Relativeness of the definition of bladder and bowel continence for individuals with spina bifida: data from the National Spina Bifida Patient Registry
Maryellen S. Kelly, DNP, CPNP, MHSc1, Tiebin Liu, PhD2, Jonathan C. Routh, MD, MPH1, Heidi Castillo, MD3, Stacy T. Tanaka, MD, MS4, Kathryn Smith, DrPH, MN, RN5, Linda E. Krach, MD6, Amy Zhang, PhD2, Eileen Sherburne, PhD, APNP7, Jonathan Castillo, MD, MPH3, David Joseph, MD8, John S. Wiener, MD1.
1Duke University, Durham, NC, USA, 2Centers for Disease Control and Prevention, Atlanta, GA, USA, 3Texas Children's Hospital/Baylor College of Medicine, Houston, TX, USA, 4Vanderbilt University Medical Center, Nashville, TN, USA, 5University of Southern California, Los Angeles, CA, USA, 6Gillette Children's Specialty Healthcare, St Paul, MN, USA, 7Wisconsin Children's Hospital, Milwaukee, WI, USA, 8University of Alabama Medical Center, Birmingham, AL, USA.
BACKGROUND: The Centers for Disease Control and Prevention developed the National Spina Bifida Patient Registry (NSBPR), a multi-institutional patient registry, to better understand health outcomes in individuals living with spina bifida (SB). The annual NSBPR questionnaire utilizes ordinal categories for defining bladder and bowel continence. Previous NSBPR studies have used binary classifications created by researchers to define continence. This binary continence status may not accurately reveal the range of patient experience or capture changes to and from continence categories after interventions. In this study we aimed to 1) perform the first NSBPR analysis treating continence of both bladder and bowel as an ordinal outcome to compare to the binary definition and to subject variables; 2) explore how incontinence data correlate with undergarment usage; and 3) assess continence outcomes of continence surgery (bladder outlet surgery without bladder augmentation and antegrade continence enema (ACE) surgeries).
METHODS: Data from the most recent clinic visit for patients aged 5 years and older in the NSBPR were analyzed. The categories of bladder and bowel incontinence are: daily, weekly, monthly, less than monthly, and never. These ordinal responses were compared to the previously employed binary definition (daily/weekly/monthly vs. less than monthly/never). The categories for undergarment use are: underwear only, underwear with pad, and protective undergarment. Continence surgical outcome data were analyzed for those individuals who completed an annual visit form at least 3 months after the surgical intervention. Associations among categorical variables were evaluated by chi-square tests. Univariate and multinomial logistic regression models were used to test associations of ordinal continence status with age, sex, ethnicity/race, level of motor function, type of health insurance, and management. Statistical tests were all 2-sided, and p-values <0.05 were considered significant.

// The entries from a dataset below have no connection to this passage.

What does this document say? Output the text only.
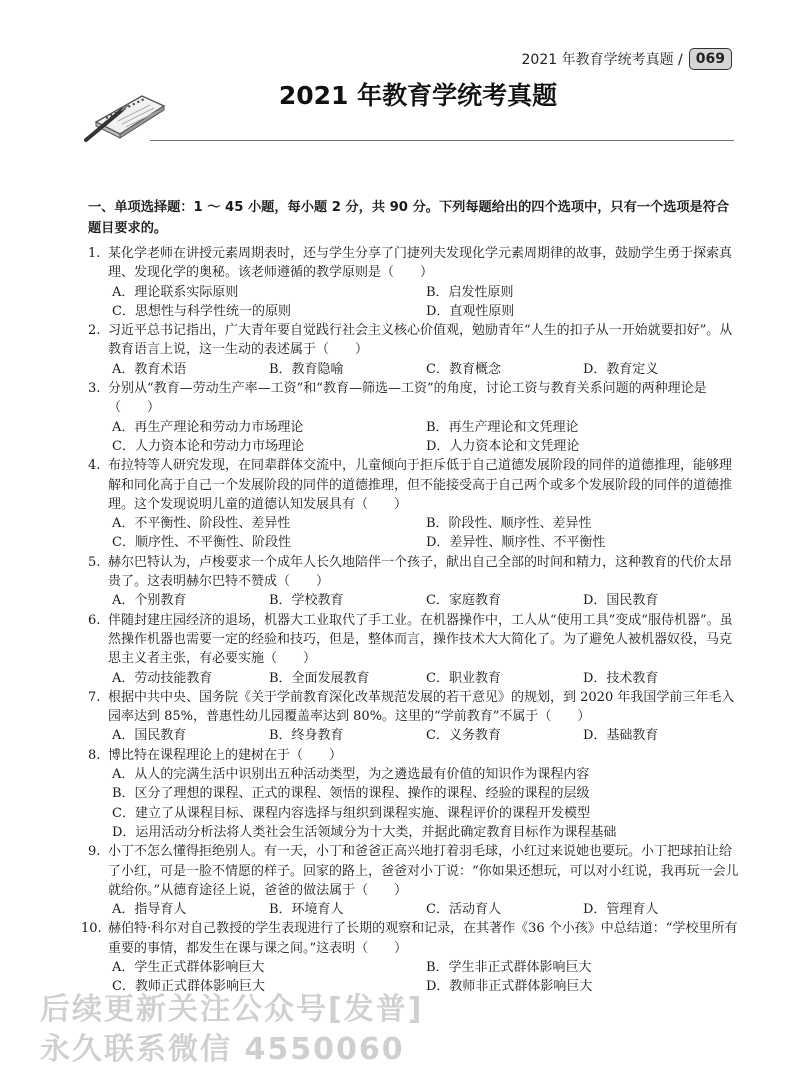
2021 年教育学统考真题 / 069
2021 年教育学统考真题
一、单项选择题：1 ～ 45 小题，每小题 2 分，共 90 分。下列每题给出的四个选项中，只有一个选项是符合题目要求的。
1. 某化学老师在讲授元素周期表时，还与学生分享了门捷列夫发现化学元素周期律的故事，鼓励学生勇于探索真理、发现化学的奥秘。该老师遵循的教学原则是（　　）
A．理论联系实际原则	B．启发性原则
C．思想性与科学性统一的原则	D．直观性原则
2. 习近平总书记指出，广大青年要自觉践行社会主义核心价值观，勉励青年“人生的扣子从一开始就要扣好”。从教育语言上说，这一生动的表述属于（　　）
A．教育术语	B．教育隐喻	C．教育概念	D．教育定义
3. 分别从“教育—劳动生产率—工资”和“教育—筛选—工资”的角度，讨论工资与教育关系问题的两种理论是（　　）
A．再生产理论和劳动力市场理论	B．再生产理论和文凭理论
C．人力资本论和劳动力市场理论	D．人力资本论和文凭理论
4. 布拉特等人研究发现，在同辈群体交流中，儿童倾向于拒斥低于自己道德发展阶段的同伴的道德推理，能够理解和同化高于自己一个发展阶段的同伴的道德推理，但不能接受高于自己两个或多个发展阶段的同伴的道德推理。这个发现说明儿童的道德认知发展具有（　　）
A．不平衡性、阶段性、差异性	B．阶段性、顺序性、差异性
C．顺序性、不平衡性、阶段性	D．差异性、顺序性、不平衡性
5. 赫尔巴特认为，卢梭要求一个成年人长久地陪伴一个孩子，献出自己全部的时间和精力，这种教育的代价太昂贵了。这表明赫尔巴特不赞成（　　）
A．个别教育	B．学校教育	C．家庭教育	D．国民教育
6. 伴随封建庄园经济的退场，机器大工业取代了手工业。在机器操作中，工人从“使用工具”变成“服侍机器”。虽然操作机器也需要一定的经验和技巧，但是，整体而言，操作技术大大简化了。为了避免人被机器奴役，马克思主义者主张，有必要实施（　　）
A．劳动技能教育	B．全面发展教育	C．职业教育	D．技术教育
7. 根据中共中央、国务院《关于学前教育深化改革规范发展的若干意见》的规划，到 2020 年我国学前三年毛入园率达到 85%，普惠性幼儿园覆盖率达到 80%。这里的“学前教育”不属于（　　）
A．国民教育	B．终身教育	C．义务教育	D．基础教育
8. 博比特在课程理论上的建树在于（　　）
A．从人的完满生活中识别出五种活动类型，为之遴选最有价值的知识作为课程内容
B．区分了理想的课程、正式的课程、领悟的课程、操作的课程、经验的课程的层级
C．建立了从课程目标、课程内容选择与组织到课程实施、课程评价的课程开发模型
D．运用活动分析法将人类社会生活领域分为十大类，并据此确定教育目标作为课程基础
9. 小丁不怎么懂得拒绝别人。有一天，小丁和爸爸正高兴地打着羽毛球，小红过来说她也要玩。小丁把球拍让给了小红，可是一脸不情愿的样子。回家的路上，爸爸对小丁说：“你如果还想玩，可以对小红说，我再玩一会儿就给你。”从德育途径上说，爸爸的做法属于（　　）
A．指导育人	B．环境育人	C．活动育人	D．管理育人
10. 赫伯特·科尔对自己教授的学生表现进行了长期的观察和记录，在其著作《36 个小孩》中总结道：“学校里所有重要的事情，都发生在课与课之间。”这表明（　　）
A．学生正式群体影响巨大	B．学生非正式群体影响巨大
C．教师正式群体影响巨大	D．教师非正式群体影响巨大
后续更新关注公众号[发普]
永久联系微信 4550060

RESULTS: 7217 individuals with SB were included. Associations of continence with demographic and disease variables were similar to prior studies using the binary definition. If the binary definition were expanded to include the "monthly" ordinal response (daily/weekly vs. monthly/less than monthly/never), only 0.8-7.7% more patients would have been classified as continent of urine among the nine forms of bladder management and 5.8-16.5% for the seven forms of bowel management. These results include finding that 24% of individuals who report never having urinary incontinence reported using protective undergarments and 14% of the 1701 individuals that reported never having urinary or bowel incontinence still report use of protective undergarments. Of the 495 individuals who had bladder outlet surgery without bladder augmentation, 54% reported improved bladder continence post-operatively. Of 1396 individuals who had ACE surgery, 68% reported improved bowel continence at visits at least 3 months after surgery.
CONCLUSIONS:
The previously used binary definition of bladder and bowel continence appears robust, as inclusion of the next ordinal variable of monthly did not markedly change the proportion of patients reporting continence. Undergarment choice is a poor surrogate for reported continence. After bladder continence surgery, nearly half achieved bladder continence; and after bowel continence surgery, about two thirds achieved bowel continence.